Research demonstrates that some RTT107 interactions, such as with Slx4 and Mms22, are stable in both untreated and MMS-treated conditions , while others may be condition-specific or depend on post-translational modifications.

How can researchers troubleshoot failed RTT107 antibody experiments?

When RTT107 antibody experiments fail to yield expected results, researchers should consider a systematic troubleshooting approach:

• Antibody validation issues:

  • Test antibody reactivity against recombinant RTT107 protein

  • Verify specificity using rtt107Δ strains as negative controls

  • Epitope mapping to ensure the recognition site is accessible in experimental conditions

  • Consider testing multiple antibodies targeting different regions

• Complex stability challenges:

  • RTT107 forms distinct complexes that may require different extraction conditions

  • Test a matrix of buffer compositions varying salt, detergents, and pH

  • Consider crosslinking to stabilize transient interactions

  • Add protease and phosphatase inhibitors to preserve modification states

• Technical optimization:

  • Adjust antibody concentrations and incubation times

  • Optimize wash conditions to balance specificity and sensitivity

  • Consider protein A versus protein G beads based on antibody isotype

  • For challenging interactions, try proximity labeling approaches (BioID, APEX)

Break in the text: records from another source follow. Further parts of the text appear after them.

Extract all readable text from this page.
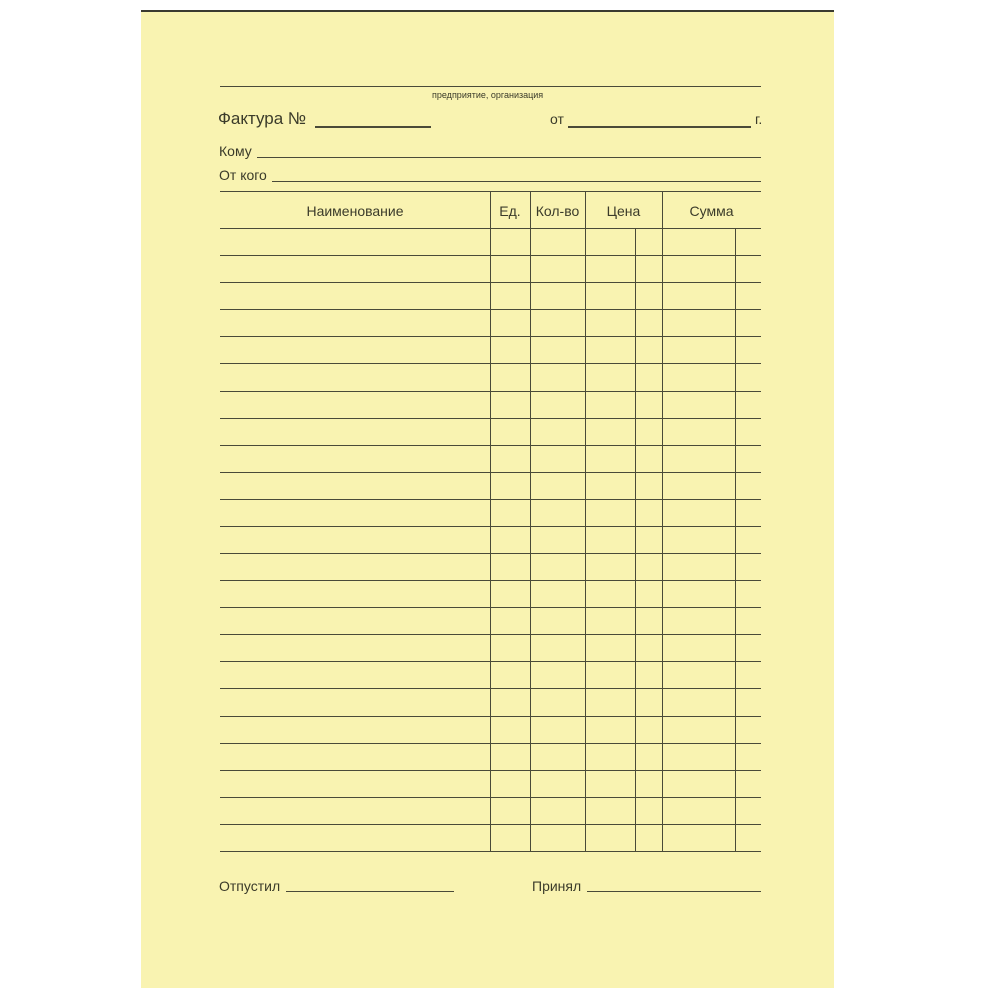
предприятие, организация
Фактура №	от	г.
Кому
От кого
Наименование	Ед.	Кол-во	Цена	Сумма
Отпустил	Принял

• Experimental design reconsideration:

  • RTT107 functions can be context-dependent (e.g., H2A-binding versus LOH prevention)

  • Some interactions may be cell cycle-phase specific

  • Consider whether specific DNA damage or replication stress conditions are needed

  • Test detection in both soluble nuclear extract and chromatin fractions

By systematically addressing these potential issues, researchers can improve the success rate of RTT107 antibody experiments and generate more reliable data.